Einde inhoudsopgave
Wet financiering sociale verzekeringen
Artikel 1 Algemene begrippen
Geldend
Geldend vanaf 01-01-2020
- Bronpublicatie:
29-05-2019, Stb. 2019, 219 (uitgifte: 19-06-2019, kamerstukken: 35074)
- Inwerkingtreding
01-01-2020
- Bronpublicatie inwerkingtreding:
11-07-2019, Stb. 2019, 266 (uitgifte: 18-07-2019, kamerstukken/regelingnummer: -)

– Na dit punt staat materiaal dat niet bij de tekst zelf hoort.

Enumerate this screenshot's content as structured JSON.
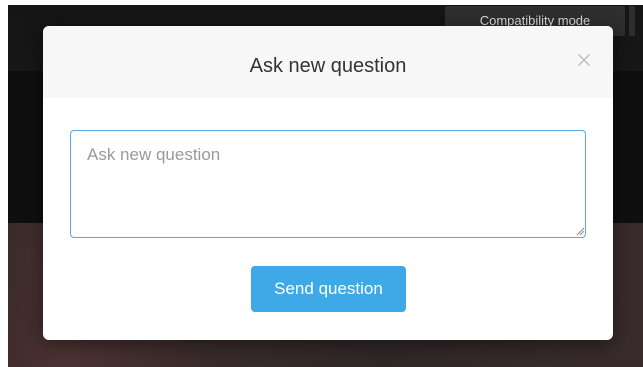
{
  "background": {
    "compatibility_button_label": "Compatibility mode"
  },
  "modal": {
    "title": "Ask new question",
    "close_icon": "close-icon",
    "question_input": {
      "placeholder": "Ask new question",
      "value": ""
    },
    "send_button_label": "Send question"
  },
  "colors": {
    "accent": "#3ea9e6",
    "input_border": "#5aa7e6",
    "header_bg": "#f7f7f7",
    "overlay_dark": "#151515"
  }
}
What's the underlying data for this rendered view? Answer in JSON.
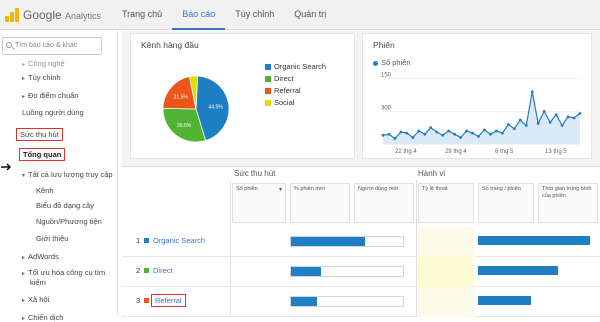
{
  "header": {
    "logo_brand": "Google",
    "logo_product": "Analytics",
    "nav": [
      "Trang chủ",
      "Báo cáo",
      "Tùy chỉnh",
      "Quản trị"
    ],
    "active_nav": "Báo cáo"
  },
  "sidebar": {
    "search_placeholder": "Tìm báo cáo & khác",
    "items": {
      "segments": "Công nghệ",
      "custom": "Tùy chỉnh",
      "benchmarks": "Đo điểm chuẩn",
      "user_flow": "Luồng người dùng",
      "acquisition": "Sức thu hút",
      "overview": "Tổng quan",
      "all_traffic": "Tất cả lưu lượng truy cập",
      "channels": "Kênh",
      "treemaps": "Biểu đồ dạng cây",
      "source_medium": "Nguồn/Phương tiện",
      "referrals": "Giới thiệu",
      "adwords": "AdWords",
      "seo_1": "Tối ưu hóa công cụ tìm",
      "seo_2": "kiếm",
      "social": "Xã hội",
      "campaigns": "Chiến dịch"
    }
  },
  "top_channels": {
    "title": "Kênh hàng đầu",
    "legend": [
      {
        "label": "Organic Search",
        "color": "#1f7fc4"
      },
      {
        "label": "Direct",
        "color": "#50b432"
      },
      {
        "label": "Referral",
        "color": "#ed561b"
      },
      {
        "label": "Social",
        "color": "#dddf00"
      }
    ],
    "pie_labels": [
      "44.5%",
      "30.0%",
      "21.5%"
    ]
  },
  "sessions": {
    "title": "Phiên",
    "legend": "Số phiên",
    "y_ticks": [
      "300",
      "150"
    ],
    "x_ticks": [
      "22 thg 4",
      "29 thg 4",
      "6 thg 5",
      "13 thg 5"
    ]
  },
  "chart_data": [
    {
      "type": "pie",
      "title": "Kênh hàng đầu",
      "categories": [
        "Organic Search",
        "Direct",
        "Referral",
        "Social"
      ],
      "values": [
        44.5,
        30.0,
        21.5,
        4.0
      ]
    },
    {
      "type": "line",
      "title": "Phiên",
      "series": [
        {
          "name": "Số phiên",
          "values": [
            40,
            45,
            25,
            55,
            50,
            30,
            60,
            45,
            75,
            55,
            40,
            60,
            45,
            30,
            60,
            50,
            35,
            65,
            45,
            60,
            50,
            90,
            70,
            110,
            85,
            240,
            95,
            150,
            100,
            135,
            85,
            125,
            120,
            140
          ]
        }
      ],
      "ylim": [
        0,
        340
      ],
      "y_ticks": [
        150,
        300
      ]
    }
  ],
  "table": {
    "groups": [
      "Sức thu hút",
      "Hành vi"
    ],
    "columns": [
      "Số phiên",
      "% phiên mới",
      "Người dùng mới",
      "Tỷ lệ thoát",
      "Số trang / phiên",
      "Thời gian trung bình của phiên"
    ],
    "rows": [
      {
        "index": "1",
        "name": "Organic Search",
        "color": "#1f7fc4",
        "pct_new": 0.66,
        "pages": 0.95
      },
      {
        "index": "2",
        "name": "Direct",
        "color": "#50b432",
        "pct_new": 0.27,
        "pages": 0.68
      },
      {
        "index": "3",
        "name": "Referral",
        "color": "#ed561b",
        "pct_new": 0.23,
        "pages": 0.45
      }
    ]
  }
}
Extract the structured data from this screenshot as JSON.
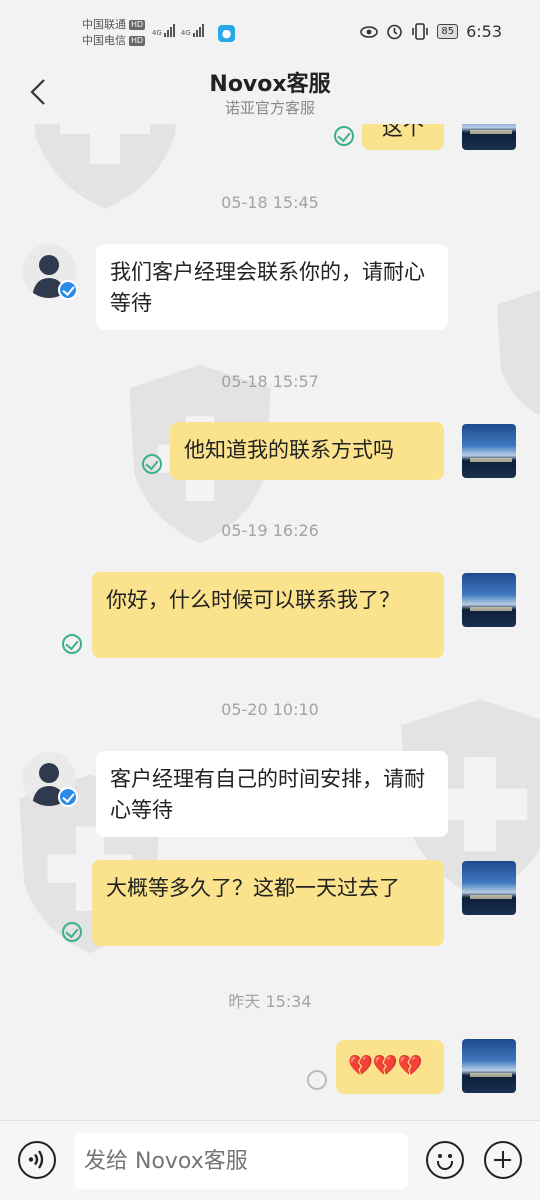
{
  "status": {
    "carrier1": "中国联通",
    "carrier2": "中国电信",
    "hd": "HD",
    "net": "4G",
    "battery": "85",
    "time": "6:53"
  },
  "header": {
    "title": "Novox客服",
    "subtitle": "诺亚官方客服"
  },
  "messages": {
    "m0": "这个",
    "t1": "05-18 15:45",
    "m1": "我们客户经理会联系你的，请耐心等待",
    "t2": "05-18 15:57",
    "m2": "他知道我的联系方式吗",
    "t3": "05-19 16:26",
    "m3": "你好，什么时候可以联系我了？",
    "t4": "05-20 10:10",
    "m4": "客户经理有自己的时间安排，请耐心等待",
    "m5": "大概等多久了？这都一天过去了",
    "t5": "昨天 15:34",
    "m6": "💔💔💔"
  },
  "input": {
    "placeholder": "发给 Novox客服"
  },
  "colors": {
    "outgoing_bubble": "#fbe28c",
    "incoming_bubble": "#ffffff",
    "read_check": "#3bb08a",
    "verified_badge": "#2c8be8"
  }
}
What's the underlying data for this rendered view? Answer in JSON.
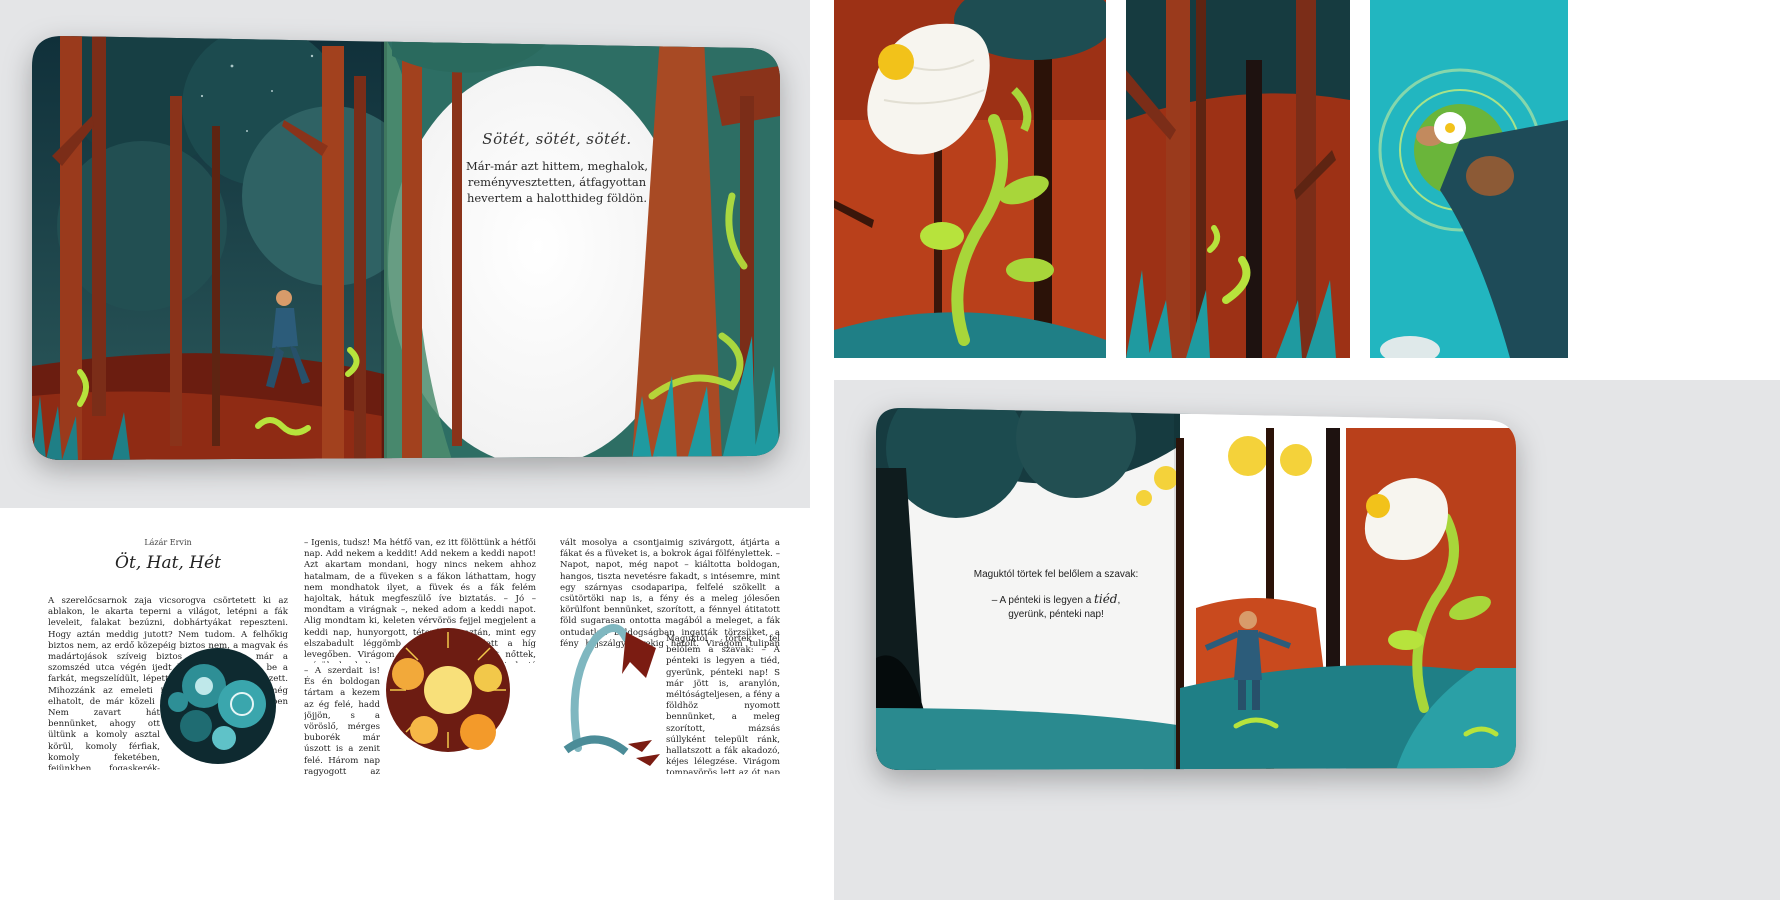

- Overige regelgevende instantie(s)
Ministerie van Volksgezondheid, Welzijn en Sport
Ministerie van Financiën
- Vakgebied(en)
Premieheffing / Algemeen
Premieheffing / Verzekeringsplicht
In deze wet en de daarop berustende bepalingen wordt verstaan onder:
- a.
Onze Minister: Onze Minister van Sociale Zaken en Werkgelegenheid;
- b.
UWV: het Uitvoeringsinstituut werknemersverzekeringen, genoemd in hoofdstuk 5 van de Wet structuur uitvoeringsorganisatie werk en inkomen;
- c.
SVB: de Sociale verzekeringsbank, genoemd in hoofdstuk 6 van de Wet structuur uitvoeringsorganisatie werk en inkomen;
- d.
Zorginstituut: het Zorginstituut Nederland, genoemd in artikel 58, eerste lid, van de Zorgverzekeringswet;
- e.
zorgautoriteit: de Nederlandse Zorgautoriteit, bedoeld in de Wet marktordening gezondheidszorg.
- f.
Ouderdomsfonds: het Ouderdomsfonds, genoemd in artikel 82, eerste lid;
- g.
Nabestaandenfonds: het Nabestaandenfonds, genoemd in artikel 82, tweede lid;
- h.
vervallen;
- i.
Fonds langdurige zorg: het Fonds langdurige zorg, genoemd in artikel 89;
- j.
Algemeen Werkloosheidsfonds: het Algemeen Werkloosheidsfonds, genoemd in artikel 93;
- k.
vervallen;
- l.
Uitvoeringsfonds voor de overheid: het Uitvoeringsfonds voor de overheid, genoemd in artikel 106;
- m.
Arbeidsongeschiktheidsfonds: het Arbeidsongeschiktheidsfonds, genoemd in artikel 112;
- n.
vervallen;
- o.
werknemer: de werknemer in de zin van de Werkloosheidswet, de Ziektewet, de Wet werk en inkomen naar arbeidsvermogen of de Wet op de arbeidsongeschiktheidsverzekering;
- p.
overheidswerknemer: de werknemer bedoeld in artikel 1, onderdeel j, van de Werkloosheidswet;
- q.
werkgever: de werkgever in de zin van de Werkloosheidswet, de Ziektewet, de Wet werk en inkomen naar arbeidsvermogen of de Wet op de arbeidsongeschiktheidsverzekering;
- r.
overheidswerkgever: de werkgever, bedoeld in artikel 1, onderdeel i, van de Werkloosheidswet;
- s.
burgerservicenummer: het nummer, bedoeld in artikel 1, onderdeel b, van de Wet algemene bepalingen burgerservicenummer;
- sa.
vervallen;
- t.
inspecteur of ontvanger: de functionaris van de rijksbelastingdienst die als zodanig bij regeling van Onze Minister van Financiën is aangewezen;
- u.
loontijdvak: het loontijdvak, bedoeld in artikel 25, eerste en vierde lid, van de Wet op de loonbelasting 1964;
- v.
vervallen;
- w.
Werkhervattingskas: de Werkhervattingskas, genoemd in artikel 113a;
- x.
WGA-uitkering: de werkhervattingsuitkering gedeeltelijk arbeidsgeschikten, bedoeld in artikel 54 van de Wet werk en inkomen naar arbeidsvermogen;
- y.
WGA-staartlastuitkering: de WGA-uitkering aan een verzekerde, die op de eerste dag van de bij die uitkering in acht genomen wachttijd tot een eigenrisicodrager in dienstbetrekking stond dan wel arbeidsongeschikt is geworden nadat de dienstbetrekking met hem is beëindigd en artikel 46 van de Ziektewet van toepassing is, waarbij die dag is gelegen vóór de dag van ingang van het eigenrisicodragen, met uitzondering van de uitkeringen, bedoeld in artikel 117b, derde lid, onderdeel h;
- z.
staartlastenvermogen: het staartlastenvermogen, genoemd in artikel 113a.